The agreement goes much further than a simple ceasefire. It sets a blueprint for future relations between Tigray and the federal government, whose “constitutional authority” over the region is to be restored. Federal troops are to enter Mekelle, the region’s capital, and Tigrayan forces are to be demobilised within 30 days. 

The government will lift its designation of the tplf as a terrorist group. An “inclusive interim” administration will govern the region until elections are held. In effect that will mean the dissolution of the TPLF-led regional government, elected in September 2020 in defiance of a federal government edict. It was this election that set the country on its path to war three months later when Abiy, furious at Tigray’s defiance of federal authority, massed troops on the region’s borders. This prompted a pre-emptive strike by the TPLF.

Many Tigrayans think the deal amounts to a surrender. They witnessed months of murders, rapes and forced starvation in their homeland the previous time federal troops occupied it. Disbelief is palpable among those who left. “Shock, indignation, denial, condemnation, the whole package,” says one living elsewhere in Ethiopia. “There’s a huge demand for the TPLF to publicly explain the deal.” Its leaders have tersely claimed they defended Ethiopia’s constitutional order.

Their reluctance to say more may be because they expect a backlash. For months the TPLF’s top brass had insisted that their forces held the upper hand in the fighting. TPLFleaders had also promised not to concede any of their “non-negotiable” demands, which included the withdrawal of Eritrean troops and the return of territories annexed by the neighbouring Amhara region. In the end Eritrea, whose troops fought alongside Ethiopian government forces, did not warrant a single mention in the agreement. The status of the “contested areas”, meanwhile, is to be resolved “in accordance with the constitution” (some think that could mean a referendum) at an indeterminate point in the future. 

That it gave up so much is probably a reflection of the TPLF’s weakness on the battlefield and the suffering of Tigrayan civilians under the blockade. But some still think it caved too soon. One former Ethiopian diplomat reckons it made “too many concessions”, possibly because it was under pressure from America. 

Speaking at a rally in southern Ethiopia on November 3rd, Abiy proclaimed “victory”, and crowed that “100%” of his side’s proposals had made it into the final agreement. One of his close advisers, an Orthodox Christian preacher who last year called the TPLFa “weed” to be wiped off the face of the earth, drew comparisons to the battle of Adwa, when Ethiopians from all corners defeated Italian invaders in 1896. 

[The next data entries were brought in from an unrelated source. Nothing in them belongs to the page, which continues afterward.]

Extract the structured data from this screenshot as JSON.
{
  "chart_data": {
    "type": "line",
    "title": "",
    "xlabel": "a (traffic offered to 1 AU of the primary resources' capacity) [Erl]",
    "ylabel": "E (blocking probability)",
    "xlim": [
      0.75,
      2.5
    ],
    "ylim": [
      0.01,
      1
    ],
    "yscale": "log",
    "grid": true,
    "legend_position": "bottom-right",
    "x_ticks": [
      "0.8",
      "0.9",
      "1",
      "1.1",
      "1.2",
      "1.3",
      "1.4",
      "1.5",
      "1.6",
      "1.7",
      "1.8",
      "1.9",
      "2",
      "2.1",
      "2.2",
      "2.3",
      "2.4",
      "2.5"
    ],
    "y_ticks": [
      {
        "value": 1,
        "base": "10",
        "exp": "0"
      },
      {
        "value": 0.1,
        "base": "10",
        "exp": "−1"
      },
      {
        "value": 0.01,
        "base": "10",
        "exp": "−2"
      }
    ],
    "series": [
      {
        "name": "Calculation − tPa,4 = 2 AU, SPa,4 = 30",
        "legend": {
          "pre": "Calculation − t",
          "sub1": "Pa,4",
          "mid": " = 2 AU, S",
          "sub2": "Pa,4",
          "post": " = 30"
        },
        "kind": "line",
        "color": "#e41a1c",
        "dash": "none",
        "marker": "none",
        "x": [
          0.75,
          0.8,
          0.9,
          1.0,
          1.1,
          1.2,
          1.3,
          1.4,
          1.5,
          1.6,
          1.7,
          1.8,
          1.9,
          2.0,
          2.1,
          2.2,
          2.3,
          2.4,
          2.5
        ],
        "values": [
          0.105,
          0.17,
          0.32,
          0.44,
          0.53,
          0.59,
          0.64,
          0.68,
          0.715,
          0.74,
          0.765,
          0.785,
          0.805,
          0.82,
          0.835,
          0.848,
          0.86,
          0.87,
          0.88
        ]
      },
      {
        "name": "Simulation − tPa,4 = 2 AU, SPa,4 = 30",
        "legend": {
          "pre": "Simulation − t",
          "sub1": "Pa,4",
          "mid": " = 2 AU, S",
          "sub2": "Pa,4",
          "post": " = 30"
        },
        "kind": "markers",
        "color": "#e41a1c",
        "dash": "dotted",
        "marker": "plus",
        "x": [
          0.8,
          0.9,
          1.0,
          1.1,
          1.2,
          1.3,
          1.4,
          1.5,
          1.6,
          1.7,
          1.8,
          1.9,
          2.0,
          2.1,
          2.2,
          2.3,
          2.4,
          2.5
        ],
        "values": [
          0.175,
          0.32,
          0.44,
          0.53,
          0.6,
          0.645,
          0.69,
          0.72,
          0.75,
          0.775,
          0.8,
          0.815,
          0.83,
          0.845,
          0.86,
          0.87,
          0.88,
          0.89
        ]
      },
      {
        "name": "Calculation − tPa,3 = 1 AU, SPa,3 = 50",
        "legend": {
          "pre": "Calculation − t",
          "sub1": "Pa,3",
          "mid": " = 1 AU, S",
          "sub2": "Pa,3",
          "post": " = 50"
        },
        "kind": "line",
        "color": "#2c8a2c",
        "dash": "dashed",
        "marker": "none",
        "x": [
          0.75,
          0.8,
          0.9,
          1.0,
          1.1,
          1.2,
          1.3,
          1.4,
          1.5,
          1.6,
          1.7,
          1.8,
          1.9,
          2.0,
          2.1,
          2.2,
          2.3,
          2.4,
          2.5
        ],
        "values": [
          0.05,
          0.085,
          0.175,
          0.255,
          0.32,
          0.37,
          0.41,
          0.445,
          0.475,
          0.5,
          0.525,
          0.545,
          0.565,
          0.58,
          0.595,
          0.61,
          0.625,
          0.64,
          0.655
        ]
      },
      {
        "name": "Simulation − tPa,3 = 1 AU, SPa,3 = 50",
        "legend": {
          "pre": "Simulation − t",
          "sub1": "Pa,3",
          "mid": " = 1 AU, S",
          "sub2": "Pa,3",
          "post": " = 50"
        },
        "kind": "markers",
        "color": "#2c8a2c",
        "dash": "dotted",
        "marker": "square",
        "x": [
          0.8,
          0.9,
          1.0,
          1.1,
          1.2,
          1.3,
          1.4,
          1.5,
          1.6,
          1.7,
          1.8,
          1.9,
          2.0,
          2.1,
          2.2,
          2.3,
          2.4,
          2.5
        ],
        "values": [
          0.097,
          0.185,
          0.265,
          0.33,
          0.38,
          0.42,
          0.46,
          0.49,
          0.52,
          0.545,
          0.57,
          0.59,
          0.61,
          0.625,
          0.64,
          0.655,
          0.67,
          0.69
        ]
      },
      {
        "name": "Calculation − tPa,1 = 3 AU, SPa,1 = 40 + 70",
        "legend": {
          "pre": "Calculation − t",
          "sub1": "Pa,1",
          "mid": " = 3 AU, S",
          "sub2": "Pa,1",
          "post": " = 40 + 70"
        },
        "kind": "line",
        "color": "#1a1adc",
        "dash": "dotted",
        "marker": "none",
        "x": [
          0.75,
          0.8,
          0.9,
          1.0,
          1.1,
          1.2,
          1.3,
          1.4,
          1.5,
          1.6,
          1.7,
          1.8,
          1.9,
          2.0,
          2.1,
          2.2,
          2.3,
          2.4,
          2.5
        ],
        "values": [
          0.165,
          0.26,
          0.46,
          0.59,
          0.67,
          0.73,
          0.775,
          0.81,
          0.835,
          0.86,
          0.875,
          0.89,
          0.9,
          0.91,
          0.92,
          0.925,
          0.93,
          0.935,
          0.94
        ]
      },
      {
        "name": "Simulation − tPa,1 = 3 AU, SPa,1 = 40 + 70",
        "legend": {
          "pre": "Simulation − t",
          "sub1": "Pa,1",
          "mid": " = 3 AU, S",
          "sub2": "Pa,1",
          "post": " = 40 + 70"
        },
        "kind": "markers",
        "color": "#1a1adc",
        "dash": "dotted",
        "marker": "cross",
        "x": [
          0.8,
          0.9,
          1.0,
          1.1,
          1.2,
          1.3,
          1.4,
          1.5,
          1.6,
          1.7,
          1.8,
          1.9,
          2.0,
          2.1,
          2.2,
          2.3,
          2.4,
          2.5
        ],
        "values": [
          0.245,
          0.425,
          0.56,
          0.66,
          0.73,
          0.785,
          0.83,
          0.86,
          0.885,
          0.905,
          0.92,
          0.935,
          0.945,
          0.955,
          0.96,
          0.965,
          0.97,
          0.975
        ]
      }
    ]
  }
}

Officials in the finance ministry hope that the deal will lead to the swift resumption of a much-needed IMF programme to save Ethiopia’s war-wrecked economy and unlock further donor funds for reconstruction. Yet that will depend on the ceasefire holding and the successful implementation of the peace agreement. In theory, the African Union, which convened the talks, is to act as guarantor. But it lacks teeth. “We have to see what happens on the ground,” says Mikiale Teklu, a Tigrayan now living abroad. “But I don’t believe Abiy Ahmed.” 

Once more unto the next breach

Even if this deal marks an end to the war with Tigray, other conflicts still fester in Ethiopia. Abiy faces opposition from many in Amhara, for instance, who say they were not represented in the talks and worry that the government will eventually hand the disputed territories they occupy back to Tigray. Militias from Amhara are also at war with parts of Oromia, Abiy’s home region. And Oromia itself is racked by armed insurgency. There is little reason to think Abiy’s government is seriously considering talks with the rebels there.

Ethiopia’s recent history is another reason to be cautious. The war it fought against Eritrea, which erupted in 1998 and within two years had resulted in perhaps 100,000 deaths, was supposed to have ended with a “cessation of hostilities” in June 2000. A peace agreement was signed within six months. It has yet to be properly implemented more than two decades later.